Alaska earthquake is breaking the ground, bridges and waterlogging

A powerful earthquake shook southern Alaska on Friday morning, breaking cracks in some roads, blocking cars and disrupting traffic, and cutting off television channels in Anchorage, the nation's largest city.
The pictures of debris in Alaska highlight the magnitude of Friday's devastating earthquake. The Geological Survey said a seven-magnitude earthquake shook the area just south of Point McKinsey and its epicenter was 13 km north of Anchorage at a depth of 43 km.

Anchorage, the state capital and its most populous city, was shaken by the powerful earthquake until Governor Bill Walker issued a declaration of school closures after roads and bridges collapsed.
Water and facilities management in Anchorage advised residents to boil water to avoid polluting it.

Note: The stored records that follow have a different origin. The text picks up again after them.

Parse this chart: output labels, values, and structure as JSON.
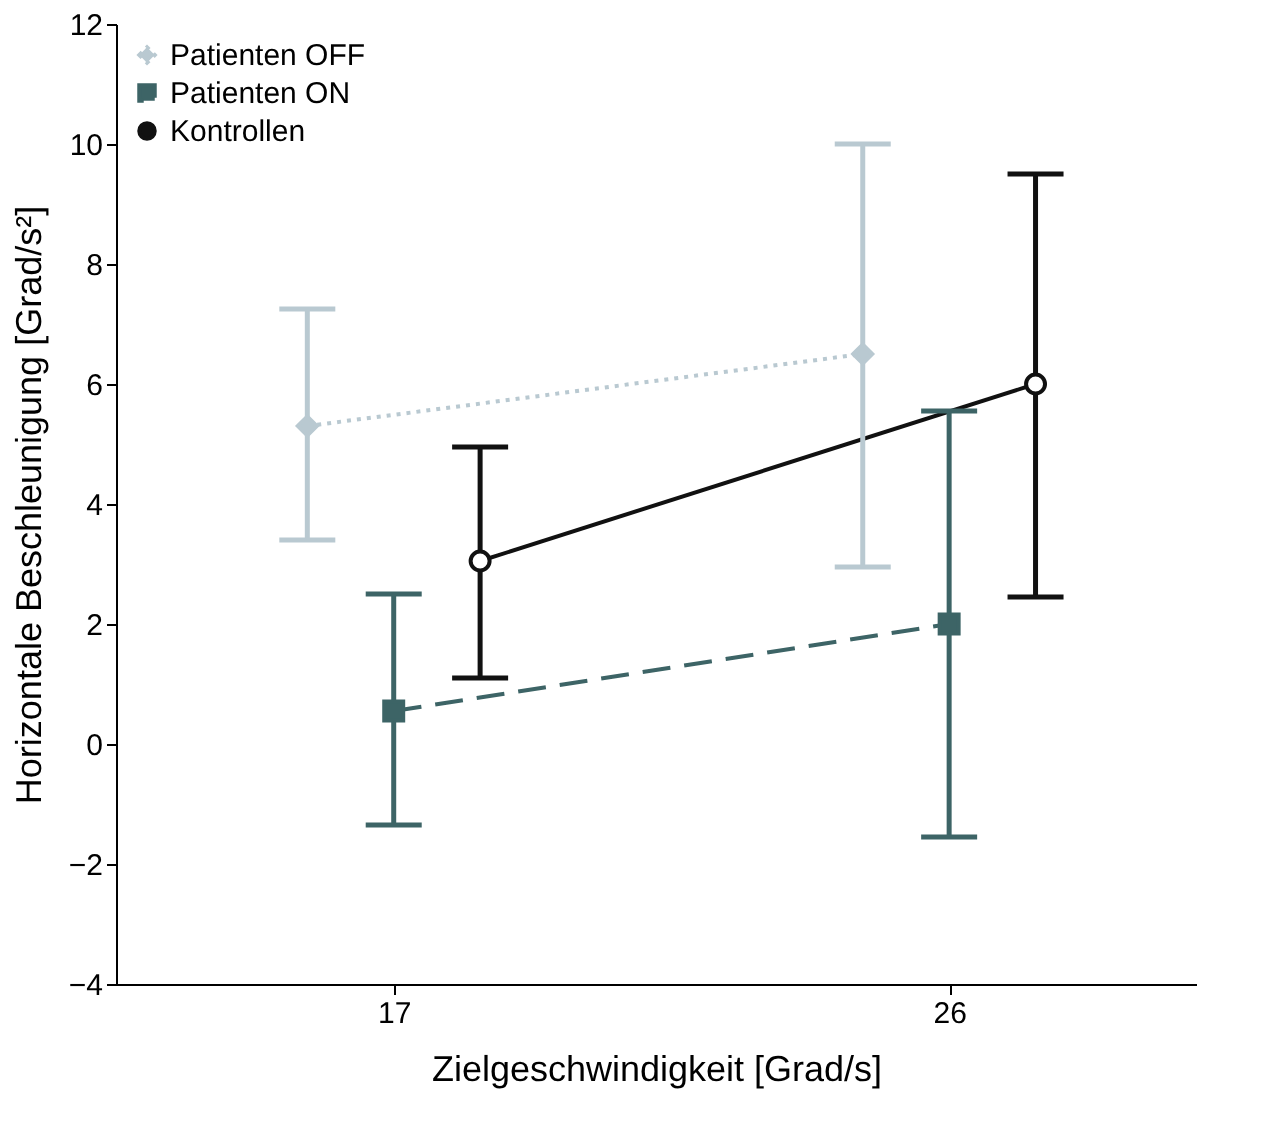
{
  "chart_data": {
    "type": "line",
    "xlabel": "Zielgeschwindigkeit [Grad/s]",
    "ylabel": "Horizontale Beschleunigung [Grad/s²]",
    "xlim": [
      12.5,
      30
    ],
    "xticks": [
      17,
      26
    ],
    "ylim": [
      -4,
      12
    ],
    "yticks": [
      -4,
      -2,
      0,
      2,
      4,
      6,
      8,
      10,
      12
    ],
    "grid": false,
    "legend": "top left",
    "series": [
      {
        "name": "Patienten OFF",
        "color": "#b9c9d1",
        "x": [
          15.6,
          24.6
        ],
        "values": [
          5.3,
          6.5
        ],
        "errors": [
          [
            3.4,
            7.25
          ],
          [
            2.95,
            10.0
          ]
        ],
        "marker": "diamond",
        "line_style": "dotted"
      },
      {
        "name": "Patienten ON",
        "color": "#3d6466",
        "x": [
          17,
          26
        ],
        "values": [
          0.55,
          2.0
        ],
        "errors": [
          [
            -1.35,
            2.5
          ],
          [
            -1.55,
            5.55
          ]
        ],
        "marker": "square",
        "line_style": "dashed"
      },
      {
        "name": "Kontrollen",
        "color": "#111111",
        "x": [
          18.4,
          27.4
        ],
        "values": [
          3.05,
          6.0
        ],
        "errors": [
          [
            1.1,
            4.95
          ],
          [
            2.45,
            9.5
          ]
        ],
        "marker": "circle",
        "line_style": "solid"
      }
    ]
  }
}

The quake also destroyed several buildings, and users of social networking sites exchanged snapshots of pipe bursts and vibrations where they were at the moment of the disaster.

The quake was followed by a large number of aftershocks.
Video recordings of social media showed major shops with shelves on the floor and footage of the newsroom at the KTVA television station, filled with chaos.
Traffic was stopped completely at peak time in Anchorage, after the quake struck around 8:30 am local time (1730 GMT).
The state government website reports that Alaska has seen an average of seven to eight earthquakes each year since 1900, indicating that the state has more earthquakes than any other region in the United States.
South Alaska saw the second-largest earthquake ever recorded at 9.2 degrees in 1964.